Server
- class nvidia_resiliency_ext.fault_tolerance.rank_monitor_server.RankMonitorLogger(name='RankMonServer', level=20, connected_rank=None, is_restarter_logger=False)[source]
Bases:
Logger
Logger used in a rank monitor process
Initialize the logger with a name and an optional level.
- log_restarter_event(message, *args, **kwargs)[source]
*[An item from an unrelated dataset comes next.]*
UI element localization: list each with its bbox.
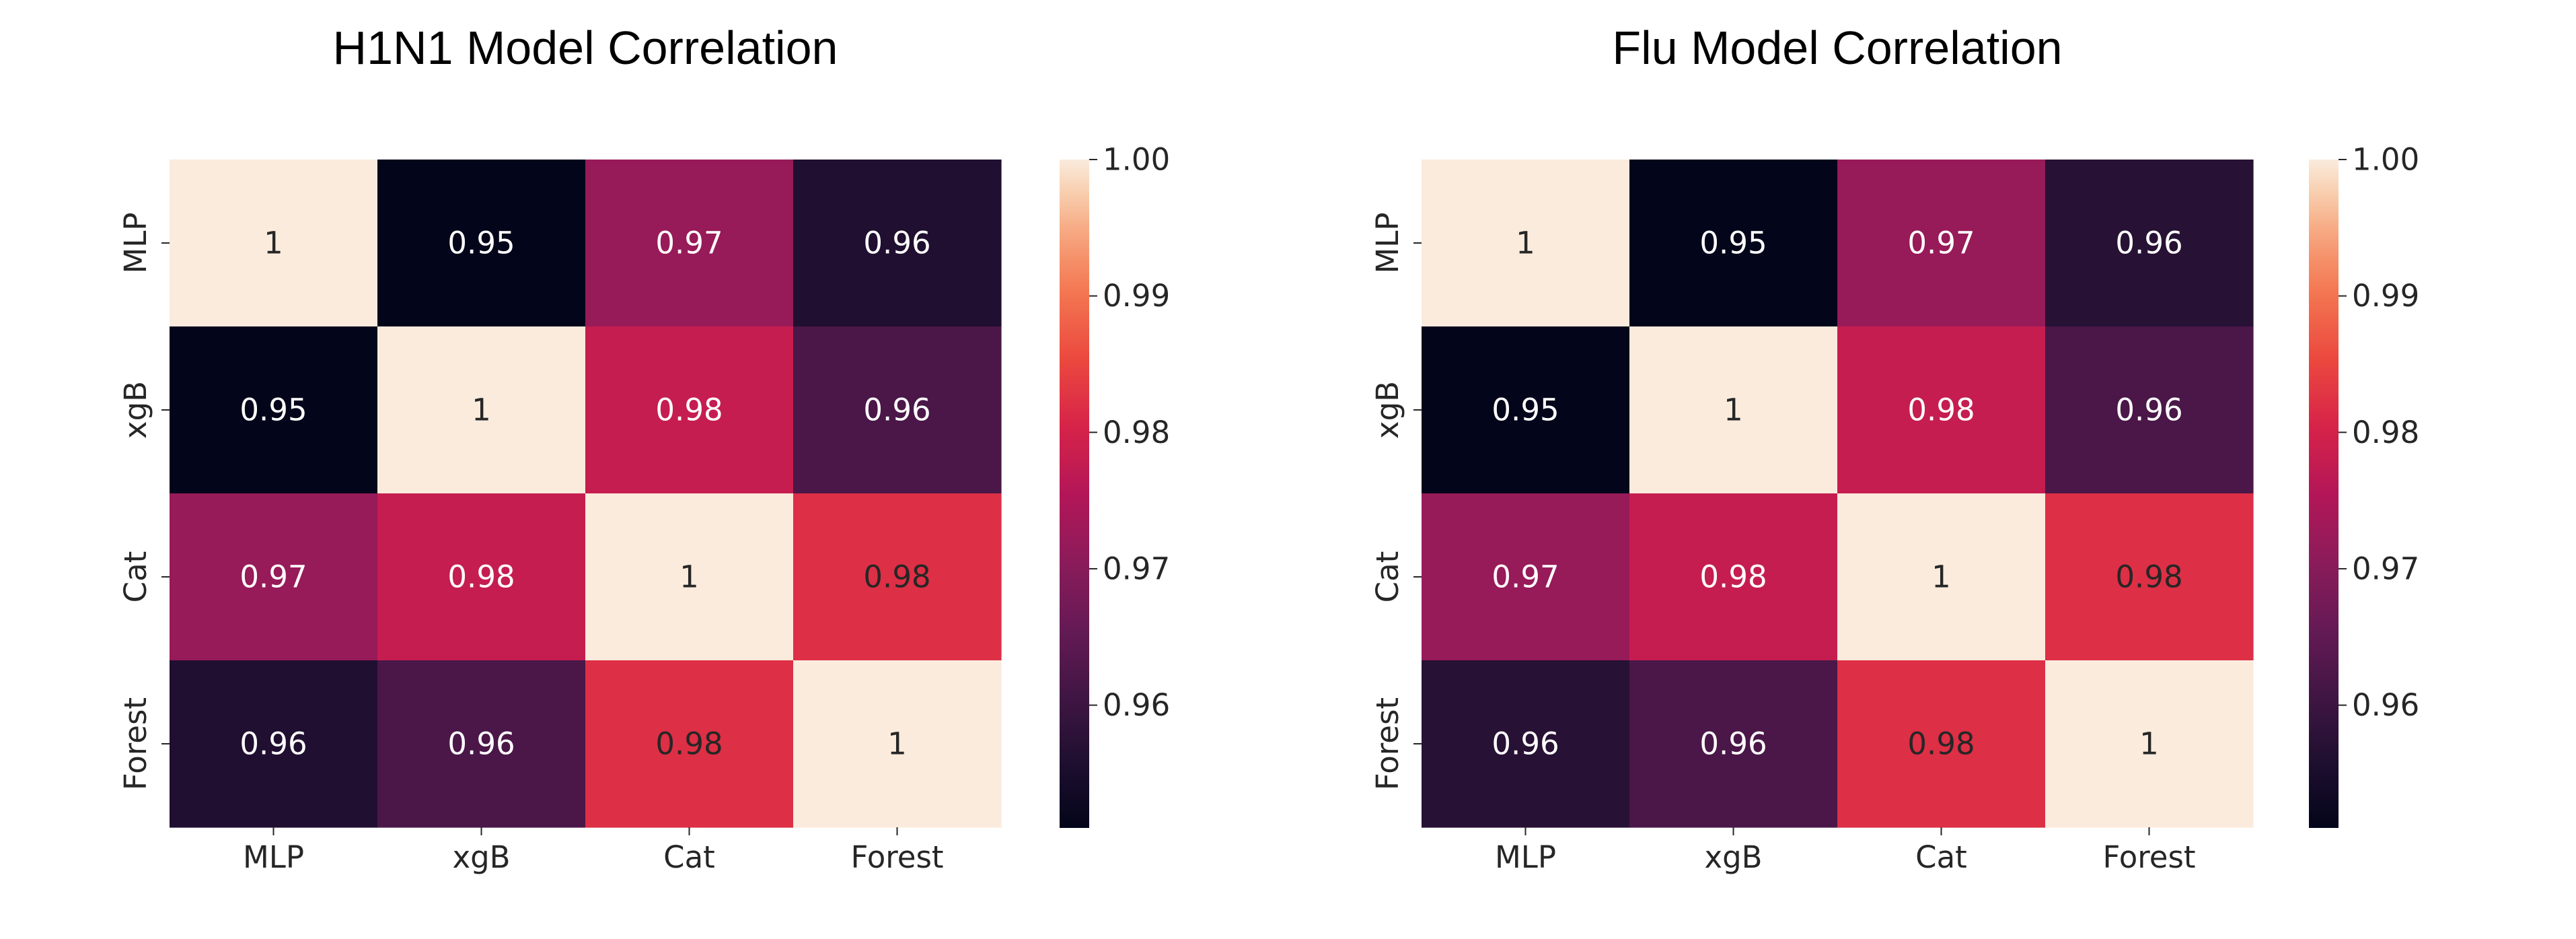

Log a restart event that should always be visible, but only if restarter logging is enabled. :param is_restarter_logger: Whether restarter logging is enabled :param message: The message to log :param *args: Additional arguments for logging :param **kwargs: Additional arguments for logging
- class nvidia_resiliency_ext.fault_tolerance.rank_monitor_server.RankMonitorServer(cfg, ipc_socket_path, rank_monitor_ready_event, logger, is_restarter_logger)[source]
Bases:
object
RankMonitorServer, running in a separate process, is responsible for monitoring the ranks. RankMonitorClient is intialized in each rank and is used to communicate with the RankMonitorServer.
Initializes the RankMonitorServer object.
- Parameters:
cfg (FaultToleranceConfig) – The configuration object for fault tolerance.
ipc_socket_path (str) – Path of the IPC socket connecting this monitor with its rank
rank_monitor_ready_event (mp.Event) – The event indicating that the rank monitor is ready.
is_restarter_logger (bool) – True if this monitor writes state transition logs
logger (logging.Logger) – The logger object for logging.